Several Grand Rapids residents have informed the state/church watchdog that the Grand Rapids Police Department is launching a new faith-based partnership called “Clergy on Patrol.” The purpose of the program is to “foster relationships between the police and faith-based leaders,” and it utilizes the police department’s resources, time and funds to train clergy members for riding along with police officers on a regular basis. This religious program has even been promoted and endorsed on the department’s official Facebook page.

The Grand Rapids Police Department must immediately end this unconstitutional religious program, FFRF is insisting.

“The Establishment Clause of the First Amendment prohibits the government from endorsing, advancing or promoting religion,” FFRF Staff Attorney Chris Line writes to Grand Rapids Police Chief Eric Payne. “Therefore, it is inappropriate for the Grand Rapids Police Department to establish a faith-based partnership favoring clergy members and giving them official duties within the department.”

Law enforcement agencies acting in their official capacities may not proselytize or promote religion. This puts the Grand Rapids Police Department in the position of policing the actions, words and programs of chaplains or religious volunteers. Paid or not, the work by clergy members is sponsored by the department, they are bound by the First Amendment like any other government employee, and the department is liable for their constitutional violations.

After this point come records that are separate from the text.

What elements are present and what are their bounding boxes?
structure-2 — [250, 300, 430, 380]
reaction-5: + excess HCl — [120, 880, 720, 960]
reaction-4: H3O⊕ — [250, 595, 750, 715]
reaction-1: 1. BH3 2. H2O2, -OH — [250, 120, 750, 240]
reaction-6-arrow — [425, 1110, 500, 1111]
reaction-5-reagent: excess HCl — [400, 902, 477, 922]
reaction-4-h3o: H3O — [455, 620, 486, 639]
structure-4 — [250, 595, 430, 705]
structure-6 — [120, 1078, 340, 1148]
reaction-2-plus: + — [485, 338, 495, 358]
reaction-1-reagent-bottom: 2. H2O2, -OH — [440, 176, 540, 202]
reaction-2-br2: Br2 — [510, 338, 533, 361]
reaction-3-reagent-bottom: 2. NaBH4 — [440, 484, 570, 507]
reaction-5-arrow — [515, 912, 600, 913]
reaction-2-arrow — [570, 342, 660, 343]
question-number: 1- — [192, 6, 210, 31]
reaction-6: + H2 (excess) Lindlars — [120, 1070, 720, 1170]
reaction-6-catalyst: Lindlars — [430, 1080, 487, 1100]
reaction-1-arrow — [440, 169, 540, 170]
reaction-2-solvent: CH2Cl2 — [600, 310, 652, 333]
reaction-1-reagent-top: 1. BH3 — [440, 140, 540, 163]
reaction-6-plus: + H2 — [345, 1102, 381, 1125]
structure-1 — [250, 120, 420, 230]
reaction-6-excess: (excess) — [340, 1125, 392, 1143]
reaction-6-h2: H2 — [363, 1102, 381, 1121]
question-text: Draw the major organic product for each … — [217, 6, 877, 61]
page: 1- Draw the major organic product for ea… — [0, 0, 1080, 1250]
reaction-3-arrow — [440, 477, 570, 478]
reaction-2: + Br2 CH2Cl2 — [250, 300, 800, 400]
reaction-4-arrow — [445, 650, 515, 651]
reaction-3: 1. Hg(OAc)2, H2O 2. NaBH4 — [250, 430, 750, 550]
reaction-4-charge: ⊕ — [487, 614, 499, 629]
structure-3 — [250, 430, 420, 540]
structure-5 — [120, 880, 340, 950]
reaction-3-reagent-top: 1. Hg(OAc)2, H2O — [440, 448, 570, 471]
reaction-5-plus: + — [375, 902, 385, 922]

The department is also vulnerable to a discrimination lawsuit. No doubt these clergy members intend, at least nominally, to assist people of all faiths. But the Grand Rapids Police Department serves all citizens of the area regardless of their religious affiliation (or lack thereof). A significant portion of the local population is nonreligious: 25 percent of Kent County residents are not religious. There is no reason to think a nonbelieving citizen would be comfortable dealing with a person who provides comfort from a religious viewpoint. Claims that someone is “in a better place” or that a deity “works in mysterious ways” may be the bedrock of religious consolation, but are meaningless and even hurtful trivialities to nonbelievers.

Citizens interact with and rely on law enforcement officers during some of the most urgent and vulnerable times of their lives. Minority religious and nonreligious citizens should not be made to feel excluded, like outsiders in their own community, because the police department that they support with their taxes oversteps its power by partnering with clergy members, training them on use of force, and allowing them to ride along with police officers and assist in official police duties.

Besides, government chaplains may only exist as an accommodation of a public employee’s religious beliefs when the government makes it difficult or impossible to seek out private ministries, FFRF points out. The Grand Rapids Police Department’s workplace does not place any burden on employees or the public, so there is no need for it to provide chaplains for them or for clergy members to be riding along with police officers as they do their important work.

To avoid further constitutional concerns, the Grand Rapids Police Department should cease its “Clergy on Patrol” program immediately, FFRF underlines.

“The police are meant to be the ones on the beat,” says FFRF Co-President Annie Laurie Gaylor. “No unconstitutionally religious tag-alongs should be allowed.”

The Freedom From Religion Foundation is a national nonprofit organization with more than 35,000 members across the country, including nearly 900 members in Michigan. Its purposes are to protect the constitutional principle of separation between state and church, and to educate the public on matters relating to nontheism.